KANSAS CITY, Mo. — Allan J. Katz is a distinguished visiting professor of political science at William Jewell College, and when asked to assess the current state of the 2020 general election, he offered this advice to voters.
"I think the message is everybody just needs to like take a big step back, take a deep breath. And let the process work with the people who are responsible for doing this do their job because they were faced with unprecedented challenges," Katz said. "Let people finish counting the votes. If there's questions about which vote should have been counted or whether they were counted improperly, whether they were received within the context of the law. That can all be dealt with."
Katz added that the days and weeks to come will be a test for multiple American systems.
"Each time we thought, we've tested our democracy to its outer limits. We get one more test. And I will say this is the test and we have to count the votes and we have to then, some states have automatic recount provisions, if the margin is too small, all that's going to happen," he said. "And ultimately, someone's going to claim that certain votes were counted that shouldn't have been counted or weren't counted that should have been counted. And that's going to wind up in court when you have margins this small."
Katz, a former United States ambassador to Portugal, is the founder of American Public Square, a local organization that focuses on bringing everyone from all political backgrounds together to engage in civil conversations on the issues important to voters.
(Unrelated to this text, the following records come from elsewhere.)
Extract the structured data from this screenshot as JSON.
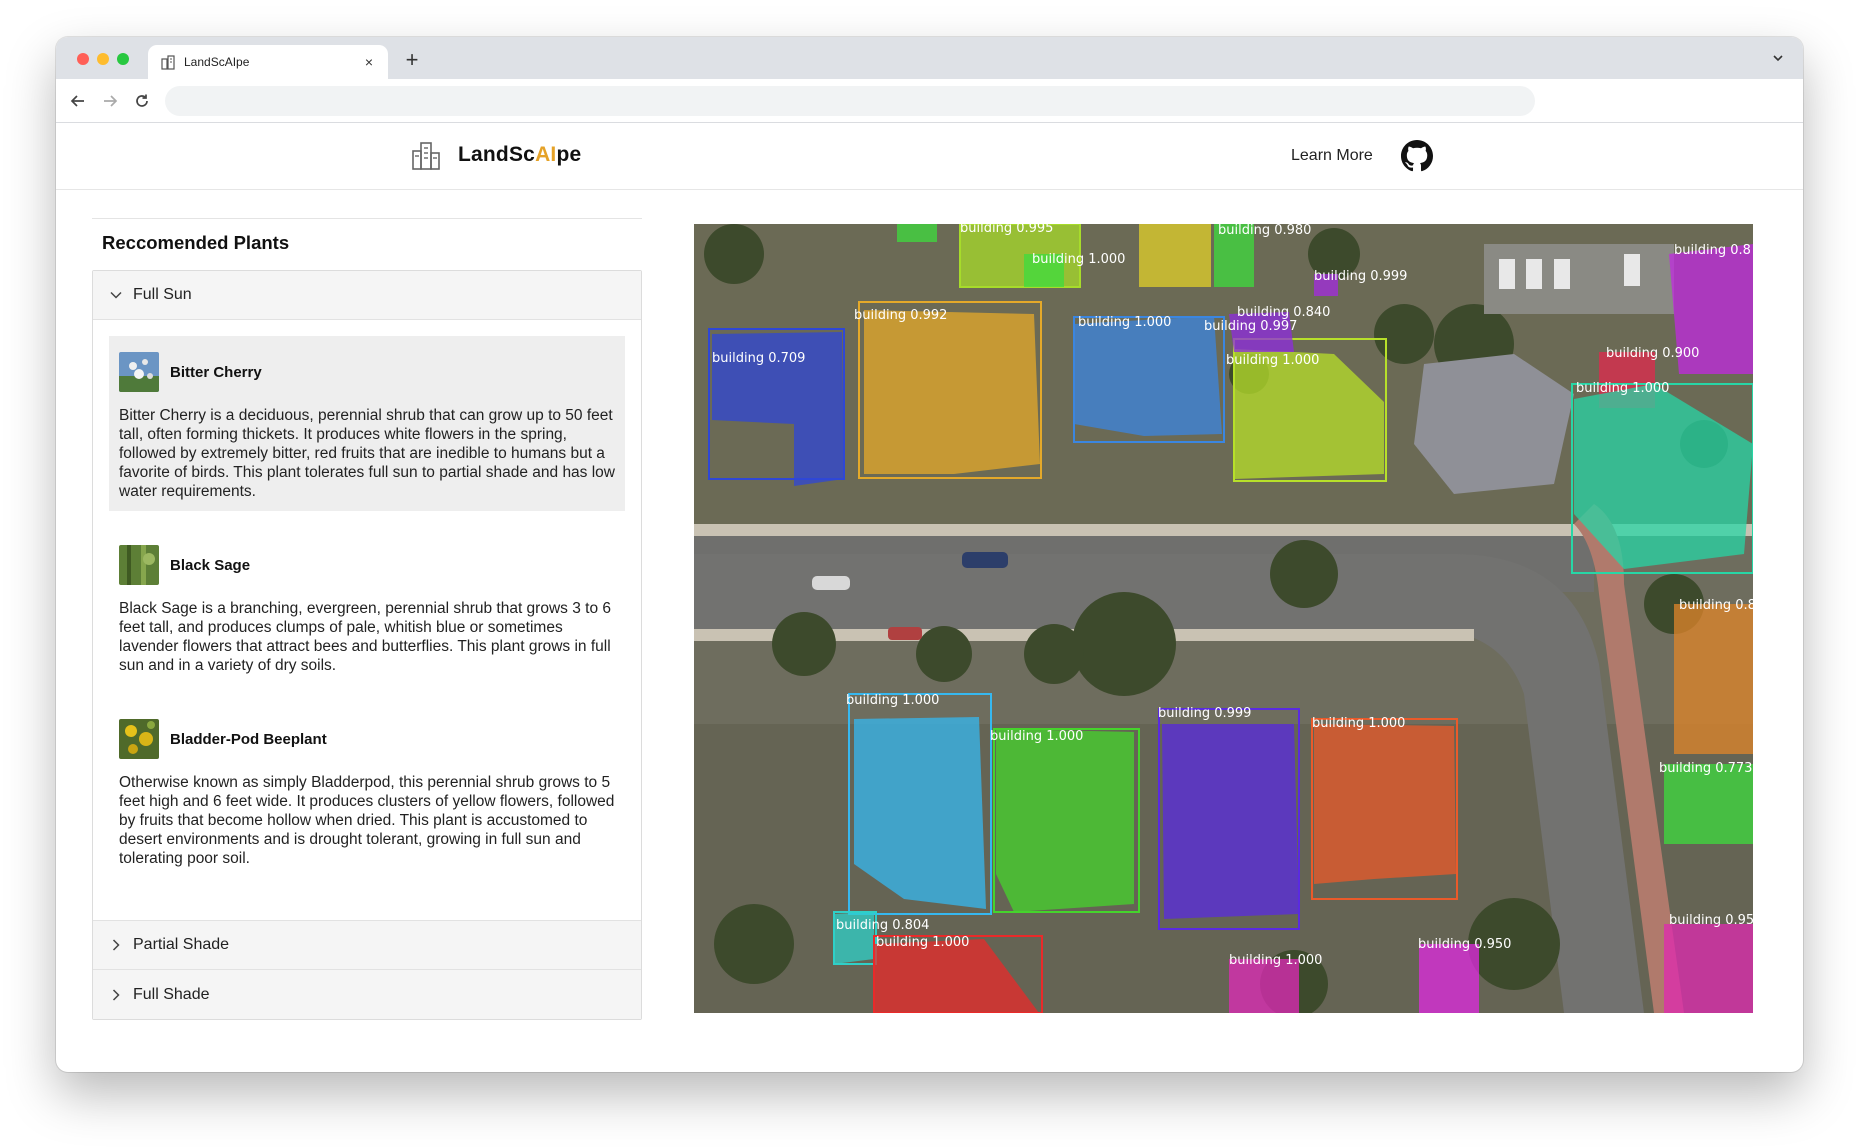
{
  "browser": {
    "tab_title": "LandScAIpe",
    "new_tab_label": "+",
    "close_label": "×"
  },
  "header": {
    "brand_prefix": "LandSc",
    "brand_ai": "AI",
    "brand_suffix": "pe",
    "learn_more": "Learn More"
  },
  "panel": {
    "title": "Reccomended Plants",
    "sections": [
      {
        "label": "Full Sun",
        "expanded": true
      },
      {
        "label": "Partial Shade",
        "expanded": false
      },
      {
        "label": "Full Shade",
        "expanded": false
      }
    ],
    "plants": [
      {
        "name": "Bitter Cherry",
        "selected": true,
        "description": "Bitter Cherry is a deciduous, perennial shrub that can grow up to 50 feet tall, often forming thickets. It produces white flowers in the spring, followed by extremely bitter, red fruits that are inedible to humans but a favorite of birds. This plant tolerates full sun to partial shade and has low water requirements."
      },
      {
        "name": "Black Sage",
        "selected": false,
        "description": "Black Sage is a branching, evergreen, perennial shrub that grows 3 to 6 feet tall, and produces clumps of pale, whitish blue or sometimes lavender flowers that attract bees and butterflies. This plant grows in full sun and in a variety of dry soils."
      },
      {
        "name": "Bladder-Pod Beeplant",
        "selected": false,
        "description": "Otherwise known as simply Bladderpod, this perennial shrub grows to 5 feet high and 6 feet wide. It produces clusters of yellow flowers, followed by fruits that become hollow when dried. This plant is accustomed to desert environments and is drought tolerant, growing in full sun and tolerating poor soil."
      }
    ]
  },
  "detections": [
    {
      "label": "building 0.709",
      "color": "#2f47d6"
    },
    {
      "label": "building 0.992",
      "color": "#e4a92a"
    },
    {
      "label": "building 1.000",
      "color": "#3b86e0"
    },
    {
      "label": "building 1.000",
      "color": "#b7e02a"
    },
    {
      "label": "building 0.997",
      "color": "#2f47d6"
    },
    {
      "label": "building 0.840",
      "color": "#8e2be0"
    },
    {
      "label": "building 0.999",
      "color": "#a32be0"
    },
    {
      "label": "building 0.995",
      "color": "#a7dc2a"
    },
    {
      "label": "building 1.000",
      "color": "#3edc3e"
    },
    {
      "label": "building 0.980",
      "color": "#3edc3e"
    },
    {
      "label": "building 0.900",
      "color": "#e02a4d"
    },
    {
      "label": "building 1.000",
      "color": "#27d6a6"
    },
    {
      "label": "building 0.804",
      "color": "#2fd0c8"
    },
    {
      "label": "building 1.000",
      "color": "#36b8f0"
    },
    {
      "label": "building 1.000",
      "color": "#45d42c"
    },
    {
      "label": "building 0.999",
      "color": "#5a2be0"
    },
    {
      "label": "building 1.000",
      "color": "#ea5a2a"
    },
    {
      "label": "building 1.000",
      "color": "#ea2a2a"
    },
    {
      "label": "building 1.000",
      "color": "#e02ab8"
    },
    {
      "label": "building 0.950",
      "color": "#e02ae0"
    },
    {
      "label": "building 0.95",
      "color": "#e02ab0"
    },
    {
      "label": "building 0.773",
      "color": "#3edc3e"
    },
    {
      "label": "building 0.8",
      "color": "#e0862a"
    },
    {
      "label": "building 0.8",
      "color": "#c02ae0"
    }
  ]
}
He said their programming has gone virtual during the pandemic and is even more important in the post-election period.
"You can be on the other side. You can disagree. You can be a rival or an opponent, but you don't have to be an enemy. And I think that you don't have to because you disagree with someone, you don't have to discuss their motives, you can think their judgments terrible. You can disagree with the conclusion that they reach," Katz said. "The goal of American Public Square is to change the tone and the tenor of the conversation in the community and in some ways, we like to think we've had some success in many ways, of course, we haven't had success at all because the tone and tenor still pretty lousy. I think what our goal is going to be. It's going to be to sort of expand throughout the community."
Dr. Bill Horner, a teaching professor and director of undergraduate studies at the University of Missouri, pointed out each state handles elections and tabulations a little differently. He said just because Arizona or Pennsylvania’s process looks different than the one in Missouri, doesn’t make it fraudulent.
“I’m not sure we do a great job educating everybody about that,” Horner said. “I think everyone thinks Election Day is Election Day and by the end of the night we know how it goes. There’s so many differences between states.”
He’s worried the divisiveness surrounding the election process will hurt the country in the long run. But Dr. Beth Vonnahme, an associate dean in the College of Arts and Science and associate professor in the Political Science Department at University of Missouri - Kansas City, said there are reasons to be positive and hopeful throughout this process.
“We can get bogged down in the partisan debates, but what we should hold on to is people were passionate about their candidates and showed up to vote for the senate and the house and the president. I think that’s really important to keep in mind,” Vonnahme said.
All three experts agree its best for a state to take its time sorting and counting votes in order to get the legitimate result the first time and not have to make a correction later.